L’interruption de peine comptera comme des jours d’incarcération

L’interruption de peine comptera comme des jours d’incarcération

Image d’illustration BELGA

L’interruption de peine dont 508 détenus, libérés temporairement, ont profité pour cause de coronavirus comptera comme des jours d’incarcération, a décidé la Cour de cassation, en tous les cas pour un cas particulier pour lequel elle avait été saisie, rapportent mardi Sudpresse et Le Soir.

Pendant plusieurs semaines, ces personnes ont pu vivre en dehors de la prison et en respectant plusieurs conditions (ne pas fréquenter le milieu des toxicomanes pour les uns, vivre dans un milieu d’accueil pour d’autres, etc.).

Dans l’esprit du ministre de la Justice Koen Geens, ces jours passés à l’extérieur ne devaient pas être comptabilisés comme jours de peine et les jours passés en «liberté» devaient être un jour réellement purgés derrière les barreaux.

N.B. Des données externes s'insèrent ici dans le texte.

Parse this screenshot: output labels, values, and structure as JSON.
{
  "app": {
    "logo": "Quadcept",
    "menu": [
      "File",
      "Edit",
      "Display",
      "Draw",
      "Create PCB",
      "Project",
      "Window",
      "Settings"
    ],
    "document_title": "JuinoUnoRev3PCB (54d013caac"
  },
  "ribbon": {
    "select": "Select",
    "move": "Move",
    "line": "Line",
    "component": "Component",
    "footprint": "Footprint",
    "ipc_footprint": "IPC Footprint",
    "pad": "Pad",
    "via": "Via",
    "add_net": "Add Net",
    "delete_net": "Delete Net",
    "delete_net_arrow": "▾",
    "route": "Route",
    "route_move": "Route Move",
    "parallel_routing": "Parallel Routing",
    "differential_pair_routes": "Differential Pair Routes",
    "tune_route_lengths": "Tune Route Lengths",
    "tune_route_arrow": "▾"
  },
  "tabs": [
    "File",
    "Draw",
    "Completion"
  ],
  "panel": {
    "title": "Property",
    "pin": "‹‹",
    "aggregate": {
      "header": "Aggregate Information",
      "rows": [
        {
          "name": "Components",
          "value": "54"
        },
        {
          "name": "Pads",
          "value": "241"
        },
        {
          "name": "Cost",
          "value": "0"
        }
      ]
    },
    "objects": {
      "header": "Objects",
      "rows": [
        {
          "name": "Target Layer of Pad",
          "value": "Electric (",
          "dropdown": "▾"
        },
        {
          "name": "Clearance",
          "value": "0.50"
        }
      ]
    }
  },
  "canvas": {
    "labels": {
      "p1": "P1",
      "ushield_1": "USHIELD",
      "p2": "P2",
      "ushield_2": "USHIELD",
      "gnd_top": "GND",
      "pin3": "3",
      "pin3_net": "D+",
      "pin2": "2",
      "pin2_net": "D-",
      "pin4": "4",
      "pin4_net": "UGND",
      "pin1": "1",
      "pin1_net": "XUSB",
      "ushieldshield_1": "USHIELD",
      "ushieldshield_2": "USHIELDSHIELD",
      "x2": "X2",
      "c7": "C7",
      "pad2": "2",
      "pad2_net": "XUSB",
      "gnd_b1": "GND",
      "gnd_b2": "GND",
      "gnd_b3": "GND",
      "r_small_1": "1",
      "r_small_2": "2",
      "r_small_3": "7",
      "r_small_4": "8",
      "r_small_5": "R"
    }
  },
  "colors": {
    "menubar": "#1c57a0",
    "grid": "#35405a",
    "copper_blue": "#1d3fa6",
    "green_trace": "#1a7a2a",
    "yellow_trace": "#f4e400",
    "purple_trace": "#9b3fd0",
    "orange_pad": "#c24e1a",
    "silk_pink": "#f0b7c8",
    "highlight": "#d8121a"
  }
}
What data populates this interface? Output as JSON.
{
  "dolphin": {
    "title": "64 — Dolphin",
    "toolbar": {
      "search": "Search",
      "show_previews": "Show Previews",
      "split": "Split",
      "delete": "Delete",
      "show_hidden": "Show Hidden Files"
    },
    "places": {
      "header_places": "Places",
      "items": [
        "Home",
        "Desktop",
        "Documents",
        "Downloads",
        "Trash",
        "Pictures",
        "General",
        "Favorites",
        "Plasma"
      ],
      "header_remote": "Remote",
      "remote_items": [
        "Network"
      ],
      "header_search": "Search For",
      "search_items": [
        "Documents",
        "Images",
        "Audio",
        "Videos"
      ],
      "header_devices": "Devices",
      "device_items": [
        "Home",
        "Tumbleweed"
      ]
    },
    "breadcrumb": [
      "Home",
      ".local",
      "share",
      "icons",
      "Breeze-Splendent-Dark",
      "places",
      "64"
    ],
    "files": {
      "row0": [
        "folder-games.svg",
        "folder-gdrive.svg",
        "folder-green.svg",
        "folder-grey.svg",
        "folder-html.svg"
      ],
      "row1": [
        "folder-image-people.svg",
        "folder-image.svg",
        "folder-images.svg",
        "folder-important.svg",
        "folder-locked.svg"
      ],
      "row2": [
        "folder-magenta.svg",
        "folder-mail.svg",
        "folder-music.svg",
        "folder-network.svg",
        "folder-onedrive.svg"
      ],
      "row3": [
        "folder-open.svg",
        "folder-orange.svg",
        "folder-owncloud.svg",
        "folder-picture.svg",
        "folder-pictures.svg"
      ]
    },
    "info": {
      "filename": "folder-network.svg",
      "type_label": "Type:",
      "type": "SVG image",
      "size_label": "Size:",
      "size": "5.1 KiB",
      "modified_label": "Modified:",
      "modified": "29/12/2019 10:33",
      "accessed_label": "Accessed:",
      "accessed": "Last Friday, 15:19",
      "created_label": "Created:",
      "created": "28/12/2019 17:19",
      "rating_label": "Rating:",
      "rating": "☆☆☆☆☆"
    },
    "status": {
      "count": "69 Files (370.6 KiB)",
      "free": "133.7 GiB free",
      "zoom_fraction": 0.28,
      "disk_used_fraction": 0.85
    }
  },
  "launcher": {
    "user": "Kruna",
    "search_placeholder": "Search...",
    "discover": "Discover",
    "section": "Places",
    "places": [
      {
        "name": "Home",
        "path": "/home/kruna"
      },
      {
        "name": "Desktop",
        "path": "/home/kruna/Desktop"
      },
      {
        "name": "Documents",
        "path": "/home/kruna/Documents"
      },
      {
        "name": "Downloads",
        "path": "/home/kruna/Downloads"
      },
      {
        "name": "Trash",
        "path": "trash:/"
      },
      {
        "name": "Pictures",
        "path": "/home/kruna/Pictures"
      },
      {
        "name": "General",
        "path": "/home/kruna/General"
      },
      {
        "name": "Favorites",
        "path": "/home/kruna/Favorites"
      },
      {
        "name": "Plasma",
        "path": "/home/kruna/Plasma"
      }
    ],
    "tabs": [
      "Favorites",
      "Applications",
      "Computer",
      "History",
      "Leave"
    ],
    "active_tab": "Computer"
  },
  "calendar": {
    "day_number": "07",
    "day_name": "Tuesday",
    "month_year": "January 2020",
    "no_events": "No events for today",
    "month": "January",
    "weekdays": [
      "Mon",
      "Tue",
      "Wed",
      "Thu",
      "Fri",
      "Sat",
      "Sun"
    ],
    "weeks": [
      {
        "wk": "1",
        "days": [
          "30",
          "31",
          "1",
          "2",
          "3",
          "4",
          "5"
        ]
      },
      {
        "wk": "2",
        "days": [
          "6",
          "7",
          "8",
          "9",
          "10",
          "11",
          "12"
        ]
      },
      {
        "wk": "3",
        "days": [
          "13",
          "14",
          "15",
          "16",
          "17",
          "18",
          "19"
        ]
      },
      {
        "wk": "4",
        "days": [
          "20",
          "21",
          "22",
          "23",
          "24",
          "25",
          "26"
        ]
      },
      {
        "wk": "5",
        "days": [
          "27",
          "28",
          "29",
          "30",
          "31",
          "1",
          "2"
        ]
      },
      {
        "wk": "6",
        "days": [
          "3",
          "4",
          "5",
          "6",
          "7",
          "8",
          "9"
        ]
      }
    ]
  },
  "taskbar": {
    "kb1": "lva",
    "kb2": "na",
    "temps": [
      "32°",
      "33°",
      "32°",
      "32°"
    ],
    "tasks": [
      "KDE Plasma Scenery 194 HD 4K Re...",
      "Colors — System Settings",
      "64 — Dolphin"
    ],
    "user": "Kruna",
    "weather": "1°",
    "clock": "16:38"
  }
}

La Cour de cassation, saisie d’un cas particulier, a toutefois estimé cette façon de voir anticonstitutionnelle.

«Elle estime en effet qu’une interruption de peine avec conditions à respecter s’apparente à un congé pénitentiaire», explique Harold Sax, vice-président de l’Observatoire des prisons pour la Belgique francophone. «Or un congé pénitentiaire est considéré comme un jour de peine donc, par principe d’égalité, l’interruption de peine doit être comptabilisée dans la peine.»